Picking on People Isn’t Fighting Our Fat Problem

A Poetic Response To Absolute Incomprehension

Sometimes, when nothing makes sense aurally, I turn to writing to gain some coherence. Poetry is so personal and has such scope for emoting through form, rather than with words alone. Therefore it seems to me to be the most effective way to express what I’m thinking at a time when my brain aches with confusion and as words (ironically) fight for an order.

Epilepsy makes things difficult to comprehend on 2 levels as it strikes so arbitrarily. So here are two I wrote, one for each level of incomprehension.

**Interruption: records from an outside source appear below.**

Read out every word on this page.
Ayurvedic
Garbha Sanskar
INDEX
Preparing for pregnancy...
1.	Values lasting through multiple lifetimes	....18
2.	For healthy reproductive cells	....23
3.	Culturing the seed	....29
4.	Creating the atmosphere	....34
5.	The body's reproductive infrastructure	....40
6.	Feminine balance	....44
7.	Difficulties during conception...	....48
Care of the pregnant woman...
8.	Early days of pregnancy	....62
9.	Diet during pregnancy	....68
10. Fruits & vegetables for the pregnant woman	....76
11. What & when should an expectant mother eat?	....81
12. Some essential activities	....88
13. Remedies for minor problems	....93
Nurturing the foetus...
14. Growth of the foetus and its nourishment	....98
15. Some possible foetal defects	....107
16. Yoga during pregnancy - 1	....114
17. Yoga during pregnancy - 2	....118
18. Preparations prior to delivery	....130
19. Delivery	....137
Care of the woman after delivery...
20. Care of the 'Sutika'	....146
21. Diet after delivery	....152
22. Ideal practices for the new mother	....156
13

They do not conform to any specific form and are “no great pieces of art”, but to their credit they do vaguely follow a rhyme scheme…

Level 1: invisible conditions are hard to comprehend in general

Believe Me, I Can’t

Why do I have them, did I hear you ask?

The answer to that question is my constant task…

If I describe my symptoms, I’ll hear you say:

“Is this girl for real? No way, José”

The ambiguity and lack of logic of this thing

Makes it hard to know where to begin

What feelings are relevant and what are not?

Your guess is as good as mine, have a shot.

Are you dizzy? are you ataxic? No you’re fine.

To that I say: mark my words. Give it time.

I may be as Perky as they come today,

But soon enough you’ll see I’m not always this Okay…

And sure enough, eventually – you’ll see

One day I won’t stride in so confidently.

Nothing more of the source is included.